Susanne Haun Zitat am Sonntag – Folge 129 – Max Frisch

“Es liegt nur an den anderen, sie sind nicht hier wo ich bin und andere sind da, denen ich jetzt näher stehe.”
Max Frisch Aus dem Berliner Journal²

Bernauer Straße - die durchlässige Mauer (c) Foto von Susanne Haun
Bernauer Straße – die durchlässige Mauer (c) Foto von Susanne Haun

Dieses Buch ist für mich ein Stück Geschichte.  Es wird beim hören in mir die Stimmung des alten West-Berlins aufgebaut, das ich aus meiner Jugend kenne, 1973 war ich 8 Jahre alt. Wie es damals war, in West-Berlin zu leben, das kann ich nicht einmal mehr meinen Sohn begreiflich machen. “Das geht doch gar nicht. Eine Stadt, ein ganzes Land einzuzäunen.”. Und doch – es ging und wir lebten in West-Berlin in einer Oase gemessen an dem heutigen Berlin in der Provinz. Und es war nicht einfach, Freundschaften außerhalb Berlins aufzubauen. Eine Fahrt nach Westdeutschland war immer mit großem Aufwand und langem Warten an den Grenzen verbunden. Die Einreise in die DDR nach Ost-Berlin erzeugte aufgrund der politischen Situation großes Unbehagen.

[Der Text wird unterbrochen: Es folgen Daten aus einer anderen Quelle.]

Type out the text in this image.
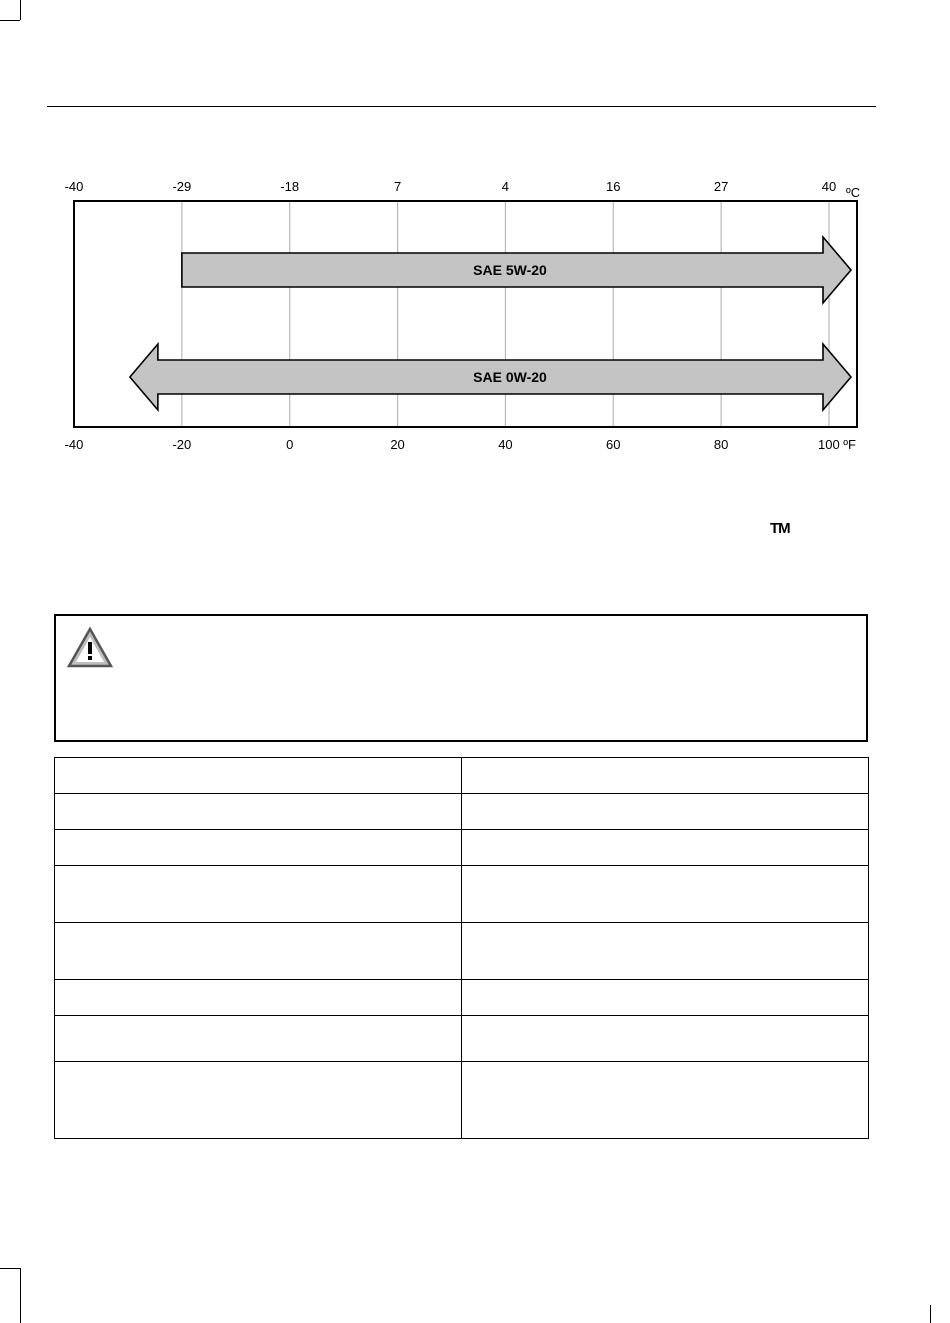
SAE 5W-20
SAE 0W-20
-40	-29	-18	7	4	16	27	40
-40	-20	0	20	40	60	80	100 ºF
ºC
TM
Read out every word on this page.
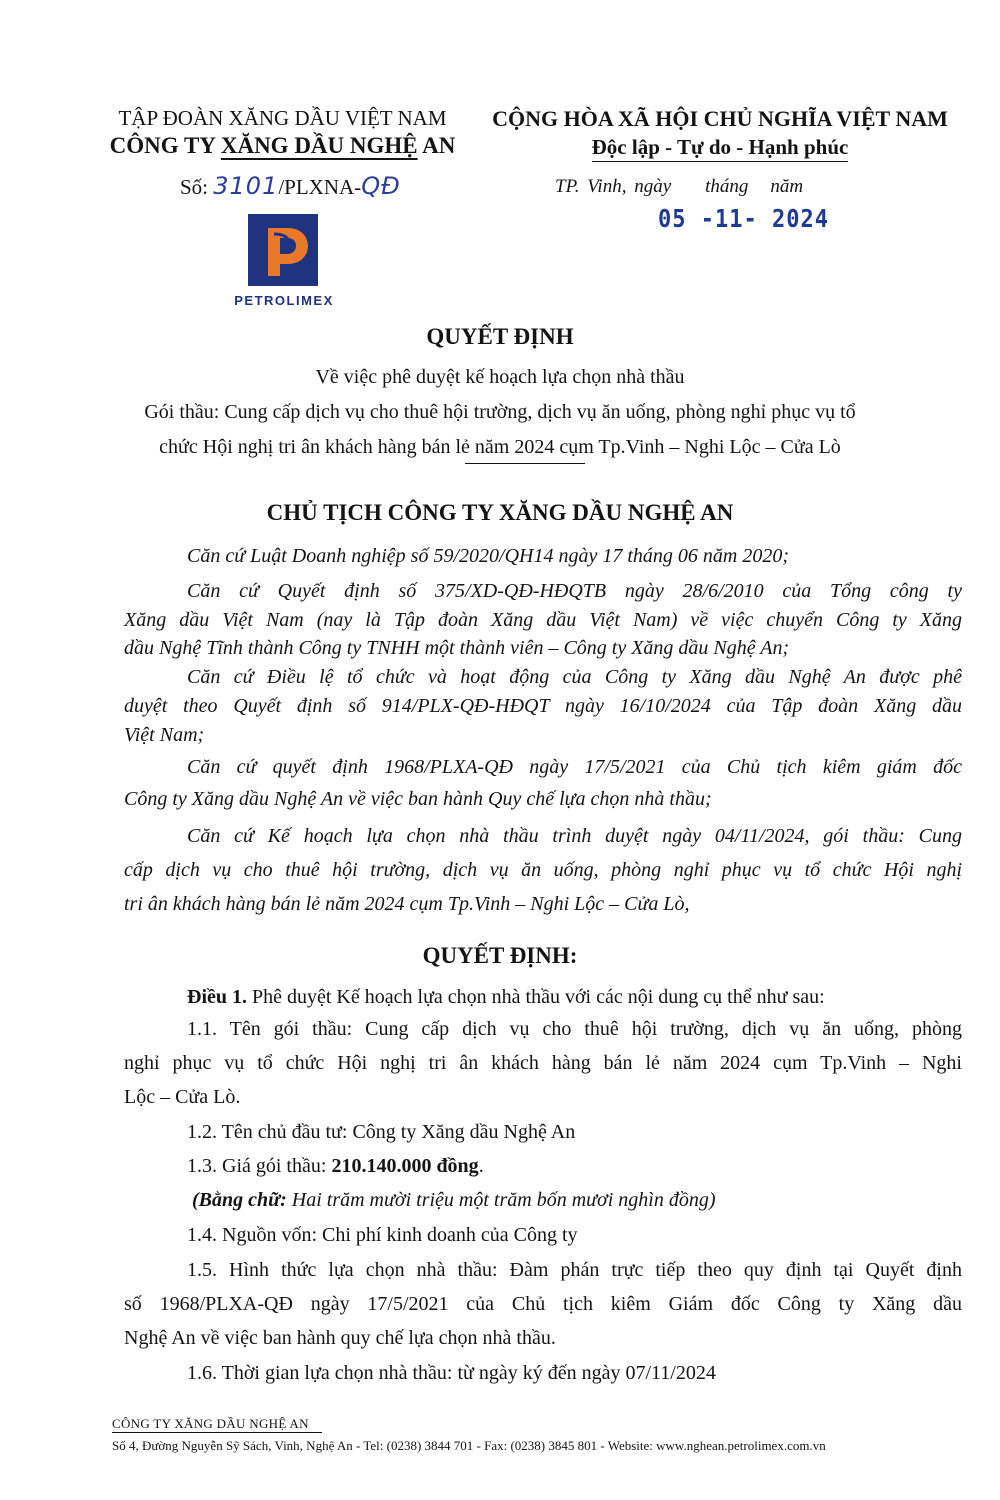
TẬP ĐOÀN XĂNG DẦU VIỆT NAM
CÔNG TY XĂNG DẦU NGHỆ AN
CỘNG HÒA XÃ HỘI CHỦ NGHĨA VIỆT NAM
Độc lập - Tự do - Hạnh phúc
Số: 3101/PLXNA-QĐ	TP. Vinh, ngày tháng năm
05 -11- 2024
PETROLIMEX
QUYẾT ĐỊNH
Về việc phê duyệt kế hoạch lựa chọn nhà thầu
Gói thầu: Cung cấp dịch vụ cho thuê hội trường, dịch vụ ăn uống, phòng nghỉ phục vụ tổ
chức Hội nghị tri ân khách hàng bán lẻ năm 2024 cụm Tp.Vinh – Nghi Lộc – Cửa Lò
CHỦ TỊCH CÔNG TY XĂNG DẦU NGHỆ AN
Căn cứ Luật Doanh nghiệp số 59/2020/QH14 ngày 17 tháng 06 năm 2020;
Căn cứ Quyết định số 375/XD-QĐ-HĐQTB ngày 28/6/2010 của Tổng công ty
Xăng dầu Việt Nam (nay là Tập đoàn Xăng dầu Việt Nam) về việc chuyển Công ty Xăng
dầu Nghệ Tĩnh thành Công ty TNHH một thành viên – Công ty Xăng dầu Nghệ An;
Căn cứ Điều lệ tổ chức và hoạt động của Công ty Xăng dầu Nghệ An được phê
duyệt theo Quyết định số 914/PLX-QĐ-HĐQT ngày 16/10/2024 của Tập đoàn Xăng dầu
Việt Nam;
Căn cứ quyết định 1968/PLXA-QĐ ngày 17/5/2021 của Chủ tịch kiêm giám đốc
Công ty Xăng dầu Nghệ An về việc ban hành Quy chế lựa chọn nhà thầu;
Căn cứ Kế hoạch lựa chọn nhà thầu trình duyệt ngày 04/11/2024, gói thầu: Cung
cấp dịch vụ cho thuê hội trường, dịch vụ ăn uống, phòng nghỉ phục vụ tổ chức Hội nghị
tri ân khách hàng bán lẻ năm 2024 cụm Tp.Vinh – Nghi Lộc – Cửa Lò,
QUYẾT ĐỊNH:
Điều 1. Phê duyệt Kế hoạch lựa chọn nhà thầu với các nội dung cụ thể như sau:
1.1. Tên gói thầu: Cung cấp dịch vụ cho thuê hội trường, dịch vụ ăn uống, phòng
nghỉ phục vụ tổ chức Hội nghị tri ân khách hàng bán lẻ năm 2024 cụm Tp.Vinh – Nghi
Lộc – Cửa Lò.
1.2. Tên chủ đầu tư: Công ty Xăng dầu Nghệ An
1.3. Giá gói thầu: 210.140.000 đồng.
(Bằng chữ: Hai trăm mười triệu một trăm bốn mươi nghìn đồng)
1.4. Nguồn vốn: Chi phí kinh doanh của Công ty
1.5. Hình thức lựa chọn nhà thầu: Đàm phán trực tiếp theo quy định tại Quyết định
số 1968/PLXA-QĐ ngày 17/5/2021 của Chủ tịch kiêm Giám đốc Công ty Xăng dầu
Nghệ An về việc ban hành quy chế lựa chọn nhà thầu.
1.6. Thời gian lựa chọn nhà thầu: từ ngày ký đến ngày 07/11/2024
CÔNG TY XĂNG DẦU NGHỆ AN
Số 4, Đường Nguyễn Sỹ Sách, Vinh, Nghệ An - Tel: (0238) 3844 701 - Fax: (0238) 3845 801 - Website: www.nghean.petrolimex.com.vn
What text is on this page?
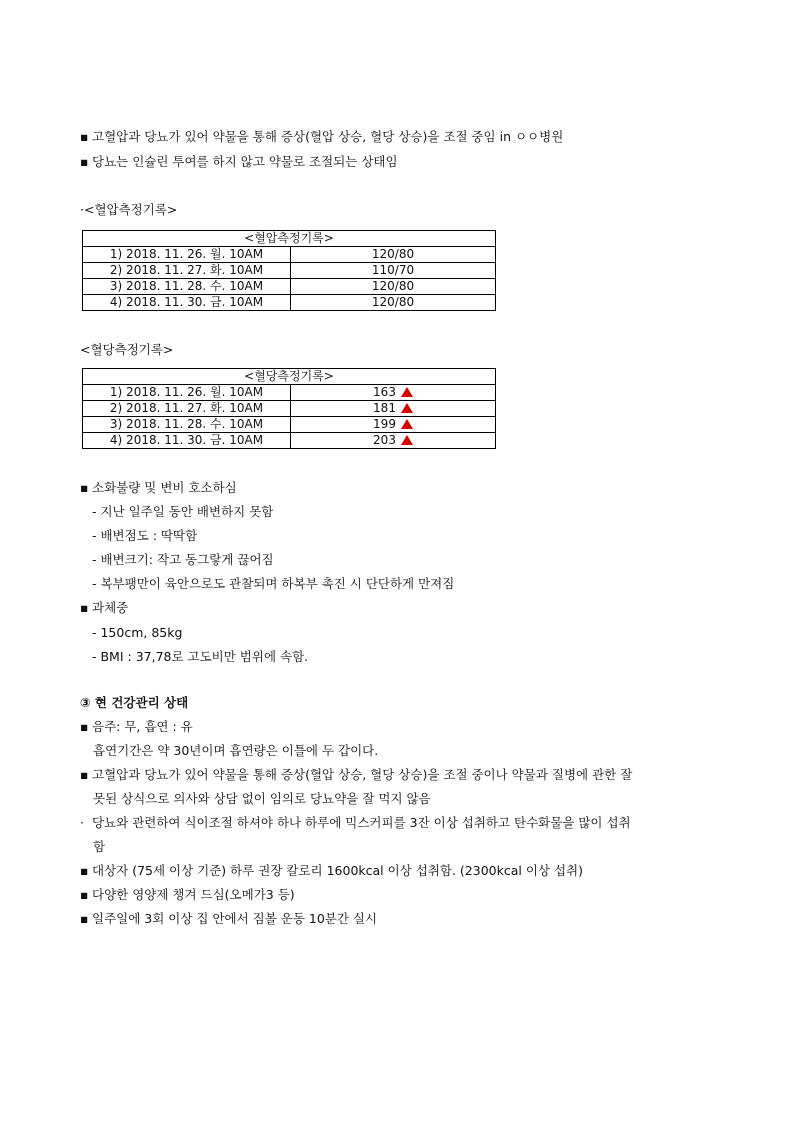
▪ 고혈압과 당뇨가 있어 약물을 통해 증상(혈압 상승, 혈당 상승)을 조절 중임 in ㅇㅇ병원
▪ 당뇨는 인슐린 투여를 하지 않고 약물로 조절되는 상태임
·<혈압측정기록>
<혈압측정기록>	
1) 2018. 11. 26. 월. 10AM	120/80
2) 2018. 11. 27. 화. 10AM	110/70
3) 2018. 11. 28. 수. 10AM	120/80
4) 2018. 11. 30. 금. 10AM	120/80
<혈당측정기록>
<혈당측정기록>	
1) 2018. 11. 26. 월. 10AM	163
2) 2018. 11. 27. 화. 10AM	181
3) 2018. 11. 28. 수. 10AM	199
4) 2018. 11. 30. 금. 10AM	203
▪ 소화불량 및 변비 호소하심
- 지난 일주일 동안 배변하지 못함
- 배변점도 : 딱딱함
- 배변크기: 작고 동그랗게 끊어짐
- 복부팽만이 육안으로도 관찰되며 하복부 촉진 시 단단하게 만져짐
▪ 과체중
- 150cm, 85kg
- BMI : 37,78로 고도비만 범위에 속함.
③ 현 건강관리 상태
▪ 음주: 무, 흡연 : 유
흡연기간은 약 30년이며 흡연량은 이틀에 두 갑이다.
▪ 고혈압과 당뇨가 있어 약물을 통해 증상(혈압 상승, 혈당 상승)을 조절 중이나 약물과 질병에 관한 잘
못된 상식으로 의사와 상담 없이 임의로 당뇨약을 잘 먹지 않음
· 당뇨와 관련하여 식이조절 하셔야 하나 하루에 믹스커피를 3잔 이상 섭취하고 탄수화물을 많이 섭취
함
▪ 대상자 (75세 이상 기준) 하루 권장 칼로리 1600kcal 이상 섭취함. (2300kcal 이상 섭취)
▪ 다양한 영양제 챙겨 드심(오메가3 등)
▪ 일주일에 3회 이상 집 안에서 짐볼 운동 10분간 실시
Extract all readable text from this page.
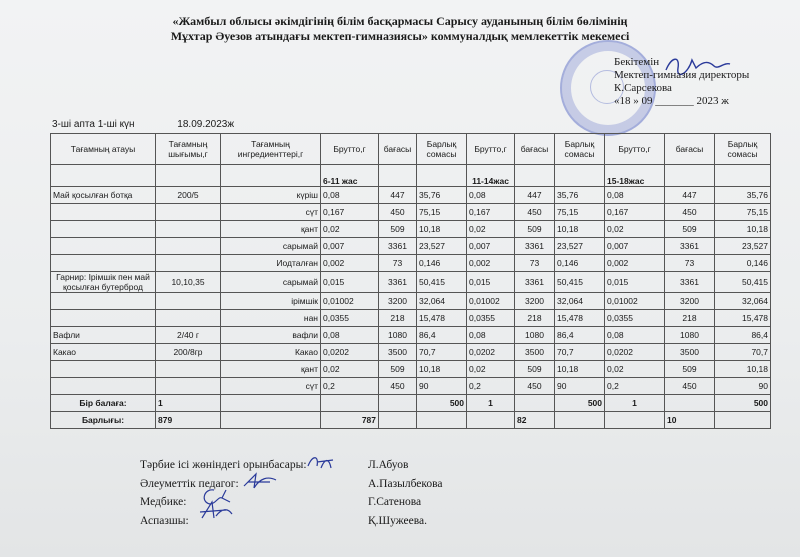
«Жамбыл облысы әкімдігінің білім басқармасы Сарысу ауданының білім бөлімінің
Мұхтар Әуезов атындағы мектеп-гимназиясы» коммуналдық мемлекеттік мекемесі
Бекітемін
Мектеп-гимназия директоры
К.Сарсекова
«18 » 09 _______ 2023 ж
3-ші апта 1-ші күн	18.09.2023ж
Тағамның атауы	Тағамның шығымы,г	Тағамның ингредиенттері,г	Брутто,г	бағасы	Барлық сомасы	Брутто,г	бағасы	Барлық сомасы	Брутто,г	бағасы	Барлық сомасы
			6-11 жас			11-14жас			15-18жас		
Май қосылған ботқа	200/5	күріш	0,08	447	35,76	0,08	447	35,76	0,08	447	35,76
		сүт	0,167	450	75,15	0,167	450	75,15	0,167	450	75,15
		қант	0,02	509	10,18	0,02	509	10,18	0,02	509	10,18
		сарымай	0,007	3361	23,527	0,007	3361	23,527	0,007	3361	23,527
		Иодталған	0,002	73	0,146	0,002	73	0,146	0,002	73	0,146
Гарнир: Ірімшік пен май қосылған бутерброд	10,10,35	сарымай	0,015	3361	50,415	0,015	3361	50,415	0,015	3361	50,415
		ірімшік	0,01002	3200	32,064	0,01002	3200	32,064	0,01002	3200	32,064
		нан	0,0355	218	15,478	0,0355	218	15,478	0,0355	218	15,478
Вафли	2/40 г	вафли	0,08	1080	86,4	0,08	1080	86,4	0,08	1080	86,4
Какао	200/8гр	Какао	0,0202	3500	70,7	0,0202	3500	70,7	0,0202	3500	70,7
		қант	0,02	509	10,18	0,02	509	10,18	0,02	509	10,18
		сүт	0,2	450	90	0,2	450	90	0,2	450	90
Бір балаға:	1				500	1		500	1		500
Барлығы:	879		787				82			10	
Тәрбие ісі жөніндегі орынбасары:	Л.Абуов
Әлеуметтік педагог:	А.Пазылбекова
Медбике:	Г.Сатенова
Аспазшы:	Қ.Шужеева.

Gestern machten wir einen Spaziergang am Mauermuseum – es ist für uns immer noch unbegreiflich das dort, wo wir in unserer Kindheit und Jugend selbstverständlich an der Grenze wandelten und zur Schule gingen nun ein Museum steht, das die Bewohner der gesamten Welt anzieht. Oft habe ich bei meiner Freundin, Bernauer Ecke Hussitenstraße geschlafen. Wir sind den Schulweg von dort abgelaufen. Die Veränderungen sind dort für mich am gewaltigsten.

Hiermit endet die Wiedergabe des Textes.